Even at the eight cancer centers participating in the National Comprehensive Cancer Network (NCCN) Colorectal Cancer Outcomes project, a “sizable minority” of patients with stage II/III rectal cancer treated with curative intent neoadjuvant chemoradiotherapy did not complete postoperative chemotherapy, according to a study published in the Journal of Clinical Oncology. “Current NCCN Colorectal Cancer Guidelines recommend completion of a 6-month course of adjuvant chemotherapy for patients with stage II/III rectal cancer,” noted Polina Khrizman, MD, of Robert H. Lurie Comprehensive Cancer Center of Northwestern University, Chicago, and coauthors.
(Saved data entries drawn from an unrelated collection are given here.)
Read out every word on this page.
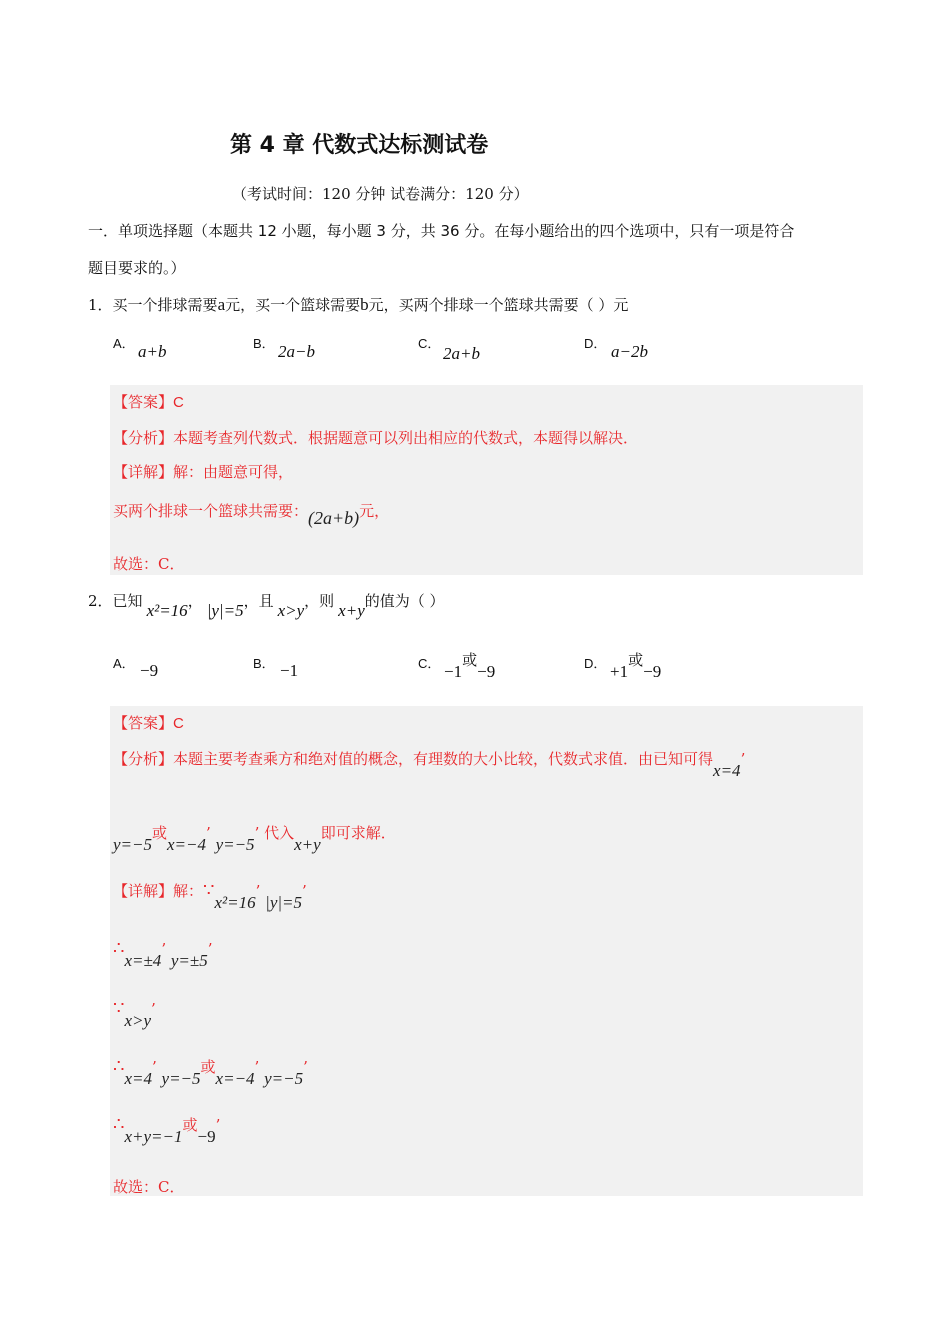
第 4 章 代数式达标测试卷
（考试时间：120 分钟 试卷满分：120 分）
一．单项选择题（本题共 12 小题，每小题 3 分，共 36 分。在每小题给出的四个选项中，只有一项是符合
题目要求的。）
1．买一个排球需要a元，买一个篮球需要b元，买两个排球一个篮球共需要（ ）元
A． a+b	B． 2a−b	C．
2a+b
D． a−2b
【答案】C
【分析】本题考查列代数式．根据题意可以列出相应的代数式，本题得以解决．
【详解】解：由题意可得，
买两个排球一个篮球共需要：(2a+b)元，
故选：C．
2．已知 x²=16， |y|=5，且 x>y，则 x+y的值为（ ）
A． −9	B． −1	C． −1或−9	D． +1或−9
【答案】C
【分析】本题主要考查乘方和绝对值的概念，有理数的大小比较，代数式求值．由已知可得x=4’
y=−5或x=−4’ y=−5’ 代入x+y即可求解．
【详解】解：∵x²=16’ |y|=5’
∴x=±4’ y=±5’
∵x>y’
∴x=4’ y=−5或x=−4’ y=−5’
∴x+y=−1或−9’
故选：C．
The study analyzed data for 1,193 patients with stage II/III rectal cancer receiving neoadjuvant chemoradiotherapy. Among the 203 patients (17%) not receiving any adjuvant chemotherapy, 67% were seen by a medical oncologist postoperatively, 20% were not, and it was unknown whether the remaining 13% were or were not seen by a medical oncologist. The most frequent reason chemotherapy was not recommended for patients seen by a medical oncologist was comorbid illness (25 of 50 patients, 50%). Other reasons cited were therapy not indicated, older age, disease recurrence, and death.
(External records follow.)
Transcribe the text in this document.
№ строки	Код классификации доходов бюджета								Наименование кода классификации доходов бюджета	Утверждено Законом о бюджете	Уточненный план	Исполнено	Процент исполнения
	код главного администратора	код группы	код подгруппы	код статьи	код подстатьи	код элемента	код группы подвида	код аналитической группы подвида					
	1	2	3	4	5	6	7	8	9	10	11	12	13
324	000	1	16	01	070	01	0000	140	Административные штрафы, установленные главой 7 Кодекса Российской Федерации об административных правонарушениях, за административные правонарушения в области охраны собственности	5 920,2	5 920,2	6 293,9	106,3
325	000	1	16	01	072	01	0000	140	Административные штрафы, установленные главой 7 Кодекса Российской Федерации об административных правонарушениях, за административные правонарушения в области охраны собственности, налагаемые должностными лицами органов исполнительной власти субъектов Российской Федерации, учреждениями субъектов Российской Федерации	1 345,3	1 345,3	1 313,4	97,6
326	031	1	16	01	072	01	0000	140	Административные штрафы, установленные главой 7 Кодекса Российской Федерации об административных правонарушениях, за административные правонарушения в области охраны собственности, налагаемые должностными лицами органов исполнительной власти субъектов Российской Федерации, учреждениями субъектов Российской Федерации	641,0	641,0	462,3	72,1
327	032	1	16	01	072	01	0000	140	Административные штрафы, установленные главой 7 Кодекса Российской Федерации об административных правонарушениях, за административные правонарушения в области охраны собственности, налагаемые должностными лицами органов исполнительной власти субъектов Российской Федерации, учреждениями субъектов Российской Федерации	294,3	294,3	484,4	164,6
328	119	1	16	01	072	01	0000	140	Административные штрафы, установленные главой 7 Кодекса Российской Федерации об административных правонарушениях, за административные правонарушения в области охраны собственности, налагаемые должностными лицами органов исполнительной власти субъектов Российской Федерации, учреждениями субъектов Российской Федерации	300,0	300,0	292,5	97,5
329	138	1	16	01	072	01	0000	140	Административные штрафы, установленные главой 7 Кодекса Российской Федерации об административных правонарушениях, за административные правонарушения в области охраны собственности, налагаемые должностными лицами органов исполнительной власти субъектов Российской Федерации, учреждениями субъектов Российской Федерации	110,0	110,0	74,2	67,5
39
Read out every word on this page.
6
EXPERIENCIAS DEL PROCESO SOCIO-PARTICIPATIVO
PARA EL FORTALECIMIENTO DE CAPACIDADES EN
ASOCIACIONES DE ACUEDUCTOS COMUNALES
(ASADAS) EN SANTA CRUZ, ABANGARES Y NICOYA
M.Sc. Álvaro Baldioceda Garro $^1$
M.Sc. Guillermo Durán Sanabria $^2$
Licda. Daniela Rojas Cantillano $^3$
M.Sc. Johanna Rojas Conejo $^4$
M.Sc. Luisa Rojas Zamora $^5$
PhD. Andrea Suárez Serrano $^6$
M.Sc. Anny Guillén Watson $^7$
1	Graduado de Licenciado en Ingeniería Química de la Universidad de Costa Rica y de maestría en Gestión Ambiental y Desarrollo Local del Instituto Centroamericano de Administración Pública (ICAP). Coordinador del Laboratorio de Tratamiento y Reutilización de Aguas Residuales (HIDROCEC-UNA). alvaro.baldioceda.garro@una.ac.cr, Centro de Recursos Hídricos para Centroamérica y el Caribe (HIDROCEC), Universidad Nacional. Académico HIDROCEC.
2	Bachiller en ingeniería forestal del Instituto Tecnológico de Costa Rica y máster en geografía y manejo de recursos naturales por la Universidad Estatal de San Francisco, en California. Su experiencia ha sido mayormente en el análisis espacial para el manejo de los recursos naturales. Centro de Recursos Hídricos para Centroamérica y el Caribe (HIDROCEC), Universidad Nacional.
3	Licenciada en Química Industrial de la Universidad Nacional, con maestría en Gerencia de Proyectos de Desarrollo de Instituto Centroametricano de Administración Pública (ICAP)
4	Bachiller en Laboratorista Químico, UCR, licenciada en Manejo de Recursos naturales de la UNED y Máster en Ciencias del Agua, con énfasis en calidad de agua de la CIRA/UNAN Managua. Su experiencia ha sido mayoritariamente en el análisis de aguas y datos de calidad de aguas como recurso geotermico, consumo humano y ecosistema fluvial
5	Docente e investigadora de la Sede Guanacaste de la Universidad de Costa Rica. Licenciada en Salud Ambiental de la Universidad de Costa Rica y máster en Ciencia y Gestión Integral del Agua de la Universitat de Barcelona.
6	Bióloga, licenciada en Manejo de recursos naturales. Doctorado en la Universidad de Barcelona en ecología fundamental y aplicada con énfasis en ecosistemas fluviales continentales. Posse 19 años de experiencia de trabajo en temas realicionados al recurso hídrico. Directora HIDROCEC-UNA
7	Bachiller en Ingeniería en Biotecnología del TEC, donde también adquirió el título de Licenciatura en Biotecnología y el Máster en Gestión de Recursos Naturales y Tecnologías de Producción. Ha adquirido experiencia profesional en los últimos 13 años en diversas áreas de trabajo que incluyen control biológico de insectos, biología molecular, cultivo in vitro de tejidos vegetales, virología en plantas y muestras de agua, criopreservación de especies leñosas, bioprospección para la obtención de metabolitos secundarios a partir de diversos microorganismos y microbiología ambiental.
The most frequent reason chemotherapy was not received when recommended or discussed was patient refusal (54 of 74, 73%). Other reasons were recurrence before treatment was administered, no treatment documented at 12-month assessment, death, and transfer to another center. Factors significantly associated with not receiving adjuvant chemotherapy were age, Eastern Cooperative Oncology Group performance status ≥ 1, on Medicaid or indigent, complete pathologic response, reoperation/wound infection, and no closure of ileostomy/colostomy. ■
Khrizman P, et al: J Clin Oncol 31:30-38, 2013.